After three years, if you have much in the way of respect for her and yourself, a substantive conversation, if she wants it, is reasonable.
posted by ambient2 at 9:07 AM on December 17, 2012 [7 favorites]


I think you need to figure out if you really are just breaking up with her to get her to 'walk the walk' as you said. If so, that could certainly backfire. If I were in your shoes, I'd consider not breaking up with anyone until you know for sure you actually want to. As people have mentioned, none of the potential manipulation here is fair to your gf. She's currently in therapy. Maybe, simply talk to her instead. Be completely honest. Don't worry about recovering addict's reaction (for one, they do not have to know about this discussion!) and give therapy a chance to work.
posted by marimeko at 9:13 AM on December 17, 2012 [1 favorite]


Love me, love my dog.

Considering the background you described, I am tempted to assume things. The primary assumption is that you have had quite a few discussions about this, so your emotional landscape and views are familiar to her. Her experiences in counseling are significant. You should not try to counsel her, because she is better at it than you are. This doesn't seem to be about caring, but rather compatability.

The key to your position seems to orbit around the idea that you've decided to require her to "walk the walk." This tack is a familiar and poignant stance--an attempt to shift some of the responsibility for making this hard decision to her. This is where you draw a succesion of lines in the sand, which she will ignore, until the final bitter confrontation. You can save both of you a lot of wear and tear by separating from her now. By doing this, you may actually salvage something of your friendship. The condensed version of this is: I love you, but I don't want to live with you any more. I hope we can be friends.

She may (or may not) continue to be a part of your life, but you should be wary of getting co-opted into the decisions she makes regarding her other friendships.
posted by mule98J at 9:45 AM on December 17, 2012 [1 favorite]
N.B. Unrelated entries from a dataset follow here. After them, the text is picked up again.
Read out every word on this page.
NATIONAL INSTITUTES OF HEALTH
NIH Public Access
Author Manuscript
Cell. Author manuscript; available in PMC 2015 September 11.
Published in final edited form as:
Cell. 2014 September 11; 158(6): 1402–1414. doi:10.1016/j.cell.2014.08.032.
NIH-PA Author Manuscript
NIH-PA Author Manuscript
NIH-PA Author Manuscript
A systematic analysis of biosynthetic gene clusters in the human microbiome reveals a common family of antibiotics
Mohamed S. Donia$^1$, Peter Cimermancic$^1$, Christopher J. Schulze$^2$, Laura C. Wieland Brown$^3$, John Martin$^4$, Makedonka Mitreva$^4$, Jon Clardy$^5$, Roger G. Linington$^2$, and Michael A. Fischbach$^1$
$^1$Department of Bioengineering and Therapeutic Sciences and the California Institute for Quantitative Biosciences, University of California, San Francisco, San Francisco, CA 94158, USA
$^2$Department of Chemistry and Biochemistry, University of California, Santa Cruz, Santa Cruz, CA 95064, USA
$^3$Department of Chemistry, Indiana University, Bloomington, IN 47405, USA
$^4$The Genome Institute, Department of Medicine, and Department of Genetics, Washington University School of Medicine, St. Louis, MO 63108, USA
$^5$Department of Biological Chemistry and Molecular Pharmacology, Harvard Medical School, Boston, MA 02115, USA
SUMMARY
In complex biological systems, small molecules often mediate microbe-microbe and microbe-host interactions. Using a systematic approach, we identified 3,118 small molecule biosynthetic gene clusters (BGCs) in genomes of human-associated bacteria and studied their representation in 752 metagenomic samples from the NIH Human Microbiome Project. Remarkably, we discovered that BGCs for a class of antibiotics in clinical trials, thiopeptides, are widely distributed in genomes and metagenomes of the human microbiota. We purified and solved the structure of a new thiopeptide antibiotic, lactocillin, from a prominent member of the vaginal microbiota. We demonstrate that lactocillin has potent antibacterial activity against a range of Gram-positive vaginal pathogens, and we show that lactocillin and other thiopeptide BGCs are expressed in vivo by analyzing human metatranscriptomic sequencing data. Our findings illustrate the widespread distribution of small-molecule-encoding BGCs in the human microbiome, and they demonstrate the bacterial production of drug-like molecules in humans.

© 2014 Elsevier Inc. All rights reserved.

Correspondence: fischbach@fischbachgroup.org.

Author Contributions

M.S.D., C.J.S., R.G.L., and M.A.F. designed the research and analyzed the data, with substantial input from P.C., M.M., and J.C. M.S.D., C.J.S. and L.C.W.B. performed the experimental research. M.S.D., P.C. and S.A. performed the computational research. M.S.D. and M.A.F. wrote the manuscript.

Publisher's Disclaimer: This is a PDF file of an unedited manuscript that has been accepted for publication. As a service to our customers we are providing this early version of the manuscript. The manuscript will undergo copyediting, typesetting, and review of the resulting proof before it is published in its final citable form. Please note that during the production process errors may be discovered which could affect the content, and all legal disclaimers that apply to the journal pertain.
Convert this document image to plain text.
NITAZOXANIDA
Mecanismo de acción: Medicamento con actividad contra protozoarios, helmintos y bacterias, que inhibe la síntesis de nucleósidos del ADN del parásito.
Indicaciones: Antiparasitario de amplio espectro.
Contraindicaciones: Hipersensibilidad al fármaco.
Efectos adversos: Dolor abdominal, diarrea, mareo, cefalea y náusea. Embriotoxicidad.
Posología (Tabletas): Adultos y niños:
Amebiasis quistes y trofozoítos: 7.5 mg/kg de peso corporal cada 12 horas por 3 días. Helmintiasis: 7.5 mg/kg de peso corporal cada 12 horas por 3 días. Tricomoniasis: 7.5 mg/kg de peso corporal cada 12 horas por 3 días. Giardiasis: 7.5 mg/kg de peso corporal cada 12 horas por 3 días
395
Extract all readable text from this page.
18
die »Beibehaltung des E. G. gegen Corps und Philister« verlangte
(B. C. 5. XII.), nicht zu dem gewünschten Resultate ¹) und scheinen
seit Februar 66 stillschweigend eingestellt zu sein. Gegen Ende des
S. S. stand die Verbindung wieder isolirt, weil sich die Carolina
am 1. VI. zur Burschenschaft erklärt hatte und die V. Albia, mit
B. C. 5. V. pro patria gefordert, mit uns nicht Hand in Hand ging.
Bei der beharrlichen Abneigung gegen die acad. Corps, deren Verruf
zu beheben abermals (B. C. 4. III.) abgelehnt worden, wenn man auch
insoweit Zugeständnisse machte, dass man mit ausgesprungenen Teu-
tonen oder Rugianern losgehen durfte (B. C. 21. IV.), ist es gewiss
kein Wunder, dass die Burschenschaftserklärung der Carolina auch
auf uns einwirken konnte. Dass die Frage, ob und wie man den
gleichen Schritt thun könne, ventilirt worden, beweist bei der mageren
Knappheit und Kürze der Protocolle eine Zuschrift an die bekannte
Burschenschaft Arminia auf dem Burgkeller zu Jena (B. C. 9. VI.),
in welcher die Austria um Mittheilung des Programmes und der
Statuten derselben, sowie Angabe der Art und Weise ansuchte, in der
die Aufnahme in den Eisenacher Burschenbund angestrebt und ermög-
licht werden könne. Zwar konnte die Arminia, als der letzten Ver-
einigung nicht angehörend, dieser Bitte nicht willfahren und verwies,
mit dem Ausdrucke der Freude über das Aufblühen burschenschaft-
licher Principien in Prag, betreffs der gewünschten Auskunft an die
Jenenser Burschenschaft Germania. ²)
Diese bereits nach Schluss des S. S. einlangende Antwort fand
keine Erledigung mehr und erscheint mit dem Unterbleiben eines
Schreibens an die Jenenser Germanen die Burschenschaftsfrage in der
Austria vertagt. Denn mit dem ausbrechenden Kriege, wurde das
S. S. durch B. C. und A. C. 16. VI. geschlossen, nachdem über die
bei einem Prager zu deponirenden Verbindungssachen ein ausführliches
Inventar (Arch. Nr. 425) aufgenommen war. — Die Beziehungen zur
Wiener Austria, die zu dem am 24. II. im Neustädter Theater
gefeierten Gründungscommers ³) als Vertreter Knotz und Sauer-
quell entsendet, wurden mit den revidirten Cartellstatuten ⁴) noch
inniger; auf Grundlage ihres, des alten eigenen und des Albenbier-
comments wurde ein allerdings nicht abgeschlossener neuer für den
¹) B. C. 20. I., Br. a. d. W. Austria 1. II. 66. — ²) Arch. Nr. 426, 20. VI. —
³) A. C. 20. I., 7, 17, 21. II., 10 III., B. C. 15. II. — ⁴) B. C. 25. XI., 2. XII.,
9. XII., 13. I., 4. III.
The fact that her co-dependent relationship is with an addict is a red herring. Doesn't matter who she is inappropriately attached to, it only matters that she puts their needs above your own in ways that you have asked her not to (at least I assume this is the case - hard to tell without specifics). That is the reason you give her. You asked her not to do something, she did it anyway - more than once, I imagine - and so you are choosing not to be with someone who doesn't take your needs & wants seriously.
posted by lyssabee at 12:36 PM on December 17, 2012 [2 favorites]


Cite her boundary problems as the reason why you're breaking up with her. Always give a reason, but don't give a laundry list... just the big one.